Но рассказ не об этом. Меня приняли в Союз художников в 1960 году, а Викторию художественный совет рекомендовал в Союз в ноябре 1962 года. На выставках в Манеже и на Таганке работы наши висели рядом. В Манеже у нее висела картина “Дом В.И. Ленина в Ульяновске”. Так вот, меня из Союза исключили 17 декабря, а ее приняли в Союз художников 21 декабря. Кира Николаевна Львова, как и все другие члены бюро графической секции, сделали вид, что ничего не знают об ее участии в выставках “доморощенных абстракционистов”. Было это забавно… и для меня весьма утешительно…
А через три дня, 24 декабря, ее пригласили на заседание идеологической комиссии при ЦК КПСС с участием молодых писателей, художников, композиторов на улицу Куйбышева.
Идеологическая комиссия. 24 и 26 декабря 1962 года
На заседании обсуждались идейно-творческие вопросы, выступали В. Аксенов, Б. Ахмадулина, Е. Евтушенко, художник Н. Андронов, Э. Неизвестный и другие. Кроме Виктории приглашено было несколько участников выставки в Манеже, в том числе Э. Белютин, Г. Яновская, А. Соколов.
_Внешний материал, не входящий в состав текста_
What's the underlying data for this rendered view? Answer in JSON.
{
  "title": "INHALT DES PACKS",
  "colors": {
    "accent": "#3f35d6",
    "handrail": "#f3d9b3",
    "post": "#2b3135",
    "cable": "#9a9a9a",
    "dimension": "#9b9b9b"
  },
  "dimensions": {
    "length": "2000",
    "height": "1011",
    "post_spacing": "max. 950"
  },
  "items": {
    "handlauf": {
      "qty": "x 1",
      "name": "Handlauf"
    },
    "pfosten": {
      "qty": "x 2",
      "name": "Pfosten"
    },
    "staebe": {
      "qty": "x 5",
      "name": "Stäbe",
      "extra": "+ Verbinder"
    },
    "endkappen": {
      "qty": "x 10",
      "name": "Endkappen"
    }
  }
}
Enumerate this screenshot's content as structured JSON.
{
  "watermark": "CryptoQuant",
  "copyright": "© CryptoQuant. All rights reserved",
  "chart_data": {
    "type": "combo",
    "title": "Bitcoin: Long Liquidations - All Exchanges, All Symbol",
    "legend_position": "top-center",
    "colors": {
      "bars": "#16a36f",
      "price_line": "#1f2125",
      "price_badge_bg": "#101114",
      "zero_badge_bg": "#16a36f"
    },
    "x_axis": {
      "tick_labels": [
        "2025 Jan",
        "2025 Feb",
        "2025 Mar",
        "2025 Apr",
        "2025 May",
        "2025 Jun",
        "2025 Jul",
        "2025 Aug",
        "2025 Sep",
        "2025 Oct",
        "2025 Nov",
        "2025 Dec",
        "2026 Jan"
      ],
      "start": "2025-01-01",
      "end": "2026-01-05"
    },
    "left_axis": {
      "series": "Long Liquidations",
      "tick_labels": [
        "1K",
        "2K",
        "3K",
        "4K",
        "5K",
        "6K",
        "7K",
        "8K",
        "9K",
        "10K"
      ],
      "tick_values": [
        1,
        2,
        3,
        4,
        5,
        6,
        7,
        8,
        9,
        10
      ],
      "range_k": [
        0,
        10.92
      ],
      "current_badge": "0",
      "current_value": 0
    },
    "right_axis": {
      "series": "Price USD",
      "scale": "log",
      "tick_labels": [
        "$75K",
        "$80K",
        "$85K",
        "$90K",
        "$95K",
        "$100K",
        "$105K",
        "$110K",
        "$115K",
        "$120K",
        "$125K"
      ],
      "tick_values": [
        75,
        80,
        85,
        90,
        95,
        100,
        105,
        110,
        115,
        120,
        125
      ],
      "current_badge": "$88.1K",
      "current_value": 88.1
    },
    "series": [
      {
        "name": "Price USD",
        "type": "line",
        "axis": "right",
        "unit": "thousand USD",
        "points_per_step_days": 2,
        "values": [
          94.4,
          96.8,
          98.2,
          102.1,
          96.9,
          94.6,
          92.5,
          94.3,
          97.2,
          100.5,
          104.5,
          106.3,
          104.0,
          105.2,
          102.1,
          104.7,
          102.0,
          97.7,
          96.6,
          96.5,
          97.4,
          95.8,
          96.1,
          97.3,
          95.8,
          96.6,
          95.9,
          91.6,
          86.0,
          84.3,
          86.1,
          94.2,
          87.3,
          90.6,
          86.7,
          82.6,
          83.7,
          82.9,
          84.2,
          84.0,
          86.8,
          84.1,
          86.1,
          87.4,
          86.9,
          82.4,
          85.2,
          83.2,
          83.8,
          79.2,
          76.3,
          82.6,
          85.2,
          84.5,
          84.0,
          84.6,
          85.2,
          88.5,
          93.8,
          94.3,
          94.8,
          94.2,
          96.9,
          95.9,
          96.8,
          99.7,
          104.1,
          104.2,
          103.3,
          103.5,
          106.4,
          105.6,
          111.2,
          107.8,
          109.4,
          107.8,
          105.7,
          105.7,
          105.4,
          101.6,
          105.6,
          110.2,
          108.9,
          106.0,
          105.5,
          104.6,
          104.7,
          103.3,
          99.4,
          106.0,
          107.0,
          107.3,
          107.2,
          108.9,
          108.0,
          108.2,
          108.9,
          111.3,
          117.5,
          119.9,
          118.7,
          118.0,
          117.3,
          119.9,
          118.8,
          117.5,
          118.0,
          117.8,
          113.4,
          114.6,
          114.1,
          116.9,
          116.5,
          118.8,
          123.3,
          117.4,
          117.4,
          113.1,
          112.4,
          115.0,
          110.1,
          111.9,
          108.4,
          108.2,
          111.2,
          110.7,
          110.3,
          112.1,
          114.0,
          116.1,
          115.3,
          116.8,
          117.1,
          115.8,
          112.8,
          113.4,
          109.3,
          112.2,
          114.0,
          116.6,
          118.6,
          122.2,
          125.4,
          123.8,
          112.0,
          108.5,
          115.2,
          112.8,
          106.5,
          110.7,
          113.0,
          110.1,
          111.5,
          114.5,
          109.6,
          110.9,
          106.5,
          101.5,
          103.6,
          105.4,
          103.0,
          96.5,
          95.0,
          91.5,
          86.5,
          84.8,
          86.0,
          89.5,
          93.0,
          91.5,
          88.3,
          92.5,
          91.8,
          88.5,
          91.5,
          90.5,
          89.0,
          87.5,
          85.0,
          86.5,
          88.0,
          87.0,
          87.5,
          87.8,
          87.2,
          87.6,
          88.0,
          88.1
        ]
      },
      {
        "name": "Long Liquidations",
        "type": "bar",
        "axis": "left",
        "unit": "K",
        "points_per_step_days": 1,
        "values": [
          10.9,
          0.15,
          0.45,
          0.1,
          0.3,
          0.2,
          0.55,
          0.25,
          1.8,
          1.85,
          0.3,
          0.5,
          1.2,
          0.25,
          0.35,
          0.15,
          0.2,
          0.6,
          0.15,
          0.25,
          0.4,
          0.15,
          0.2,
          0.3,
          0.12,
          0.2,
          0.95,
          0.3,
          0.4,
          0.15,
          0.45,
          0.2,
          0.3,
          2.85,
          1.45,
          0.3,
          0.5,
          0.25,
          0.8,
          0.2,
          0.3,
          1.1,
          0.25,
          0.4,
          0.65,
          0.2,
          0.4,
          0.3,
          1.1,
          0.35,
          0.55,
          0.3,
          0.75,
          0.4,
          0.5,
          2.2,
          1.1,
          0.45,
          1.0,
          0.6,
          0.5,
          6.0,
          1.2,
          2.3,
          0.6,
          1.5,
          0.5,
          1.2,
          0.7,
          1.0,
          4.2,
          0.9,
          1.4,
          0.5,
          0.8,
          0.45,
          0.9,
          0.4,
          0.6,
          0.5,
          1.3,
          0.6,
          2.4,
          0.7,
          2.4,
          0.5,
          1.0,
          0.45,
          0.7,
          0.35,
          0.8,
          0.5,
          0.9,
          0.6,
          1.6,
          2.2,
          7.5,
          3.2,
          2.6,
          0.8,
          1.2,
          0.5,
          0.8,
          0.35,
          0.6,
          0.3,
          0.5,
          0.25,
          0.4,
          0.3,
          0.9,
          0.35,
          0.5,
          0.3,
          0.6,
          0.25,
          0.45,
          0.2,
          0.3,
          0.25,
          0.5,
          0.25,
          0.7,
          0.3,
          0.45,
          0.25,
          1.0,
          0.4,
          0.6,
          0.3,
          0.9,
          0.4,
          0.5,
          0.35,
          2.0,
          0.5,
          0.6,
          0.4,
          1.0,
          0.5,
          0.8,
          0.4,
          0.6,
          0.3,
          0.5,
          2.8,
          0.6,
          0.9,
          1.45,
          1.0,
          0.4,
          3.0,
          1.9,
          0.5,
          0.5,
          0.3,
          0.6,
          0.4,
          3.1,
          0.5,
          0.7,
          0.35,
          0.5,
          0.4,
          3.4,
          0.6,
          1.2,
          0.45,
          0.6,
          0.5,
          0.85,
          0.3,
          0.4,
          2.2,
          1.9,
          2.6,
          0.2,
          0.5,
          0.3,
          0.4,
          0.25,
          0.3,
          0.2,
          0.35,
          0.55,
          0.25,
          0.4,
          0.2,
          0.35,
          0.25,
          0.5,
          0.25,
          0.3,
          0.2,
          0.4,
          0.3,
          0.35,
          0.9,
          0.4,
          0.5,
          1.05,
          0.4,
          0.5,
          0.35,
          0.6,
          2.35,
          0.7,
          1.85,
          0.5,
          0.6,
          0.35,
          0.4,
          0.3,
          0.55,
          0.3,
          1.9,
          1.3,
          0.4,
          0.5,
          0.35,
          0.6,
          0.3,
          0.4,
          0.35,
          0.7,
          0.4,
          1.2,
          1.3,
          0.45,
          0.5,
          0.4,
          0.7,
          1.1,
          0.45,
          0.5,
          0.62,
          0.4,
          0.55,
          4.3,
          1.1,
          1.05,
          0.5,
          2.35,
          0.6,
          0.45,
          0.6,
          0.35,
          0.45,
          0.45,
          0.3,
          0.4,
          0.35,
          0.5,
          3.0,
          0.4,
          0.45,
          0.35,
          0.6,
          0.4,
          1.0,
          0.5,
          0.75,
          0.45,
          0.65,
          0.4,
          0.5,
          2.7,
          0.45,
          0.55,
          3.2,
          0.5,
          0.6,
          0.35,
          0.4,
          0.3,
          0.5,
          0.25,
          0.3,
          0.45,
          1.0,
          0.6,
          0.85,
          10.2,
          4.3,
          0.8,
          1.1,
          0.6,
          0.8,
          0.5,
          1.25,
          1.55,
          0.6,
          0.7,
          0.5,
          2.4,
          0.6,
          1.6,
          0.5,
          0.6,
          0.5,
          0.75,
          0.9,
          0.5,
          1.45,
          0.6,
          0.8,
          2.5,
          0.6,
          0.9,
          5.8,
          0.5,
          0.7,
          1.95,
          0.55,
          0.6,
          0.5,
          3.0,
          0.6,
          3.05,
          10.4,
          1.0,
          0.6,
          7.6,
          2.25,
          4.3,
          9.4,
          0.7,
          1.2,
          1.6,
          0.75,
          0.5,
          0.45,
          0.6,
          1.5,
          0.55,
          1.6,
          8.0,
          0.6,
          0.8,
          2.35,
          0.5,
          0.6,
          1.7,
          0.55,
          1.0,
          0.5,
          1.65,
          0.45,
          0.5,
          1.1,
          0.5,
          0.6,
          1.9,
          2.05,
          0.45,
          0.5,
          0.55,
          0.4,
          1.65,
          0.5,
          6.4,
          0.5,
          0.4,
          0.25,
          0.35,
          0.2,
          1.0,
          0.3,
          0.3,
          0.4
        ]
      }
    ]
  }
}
В 9 часов вечера был объявлен перерыв на тридцать минут. В фойе Элий Михайлович Белютин увидел Николая Андронова, речь которого ему понравилась, направился к нему и протянул руку с целью поздравить художника. Виктория Шумилина стояла рядом… Неожиданно откуда-то сбоку появился человек небольшого роста и, обращаясь к Белютину, с гневом и презрением произнес: “До каких пор ты, мерзавец, будешь развращать наших молодых художников?”. Белютин побледнел и спросил: “Кто вы?” — “Я помощник Хрущева Лебедев”. Прозвенел звонок, начиналось второе отделение заседания. Виктория предложила Гедде Яновской и Шурику Соколову объяснить ему, кто такой Белютин, и выяснить, на каком основании он назвал его “мерзавцем”, но они отказались, ссылаясь на бесполезность ее затеи. В 23.00 Ильичев объявил, что продолжение выступлений переносится на 26 декабря. Выходили из зала по длинному коридору, мимо дверей кабинетов работников ЦК. Неожиданно перед Викторией открылась одна из дверей, вышла Фурцева. Виктория преградила ей дорогу и спросила: “На каком основании Лебедев оскорбил замечательного педагога и художника, назвал его мерзавцем?”. Она говорила это, волновалась, и внезапно, непроизвольно от волнения на глазах у нее появились слезы, вокруг начала образовываться толпа. Фурцева открыла дверь и пригласила Викторию в кабинет.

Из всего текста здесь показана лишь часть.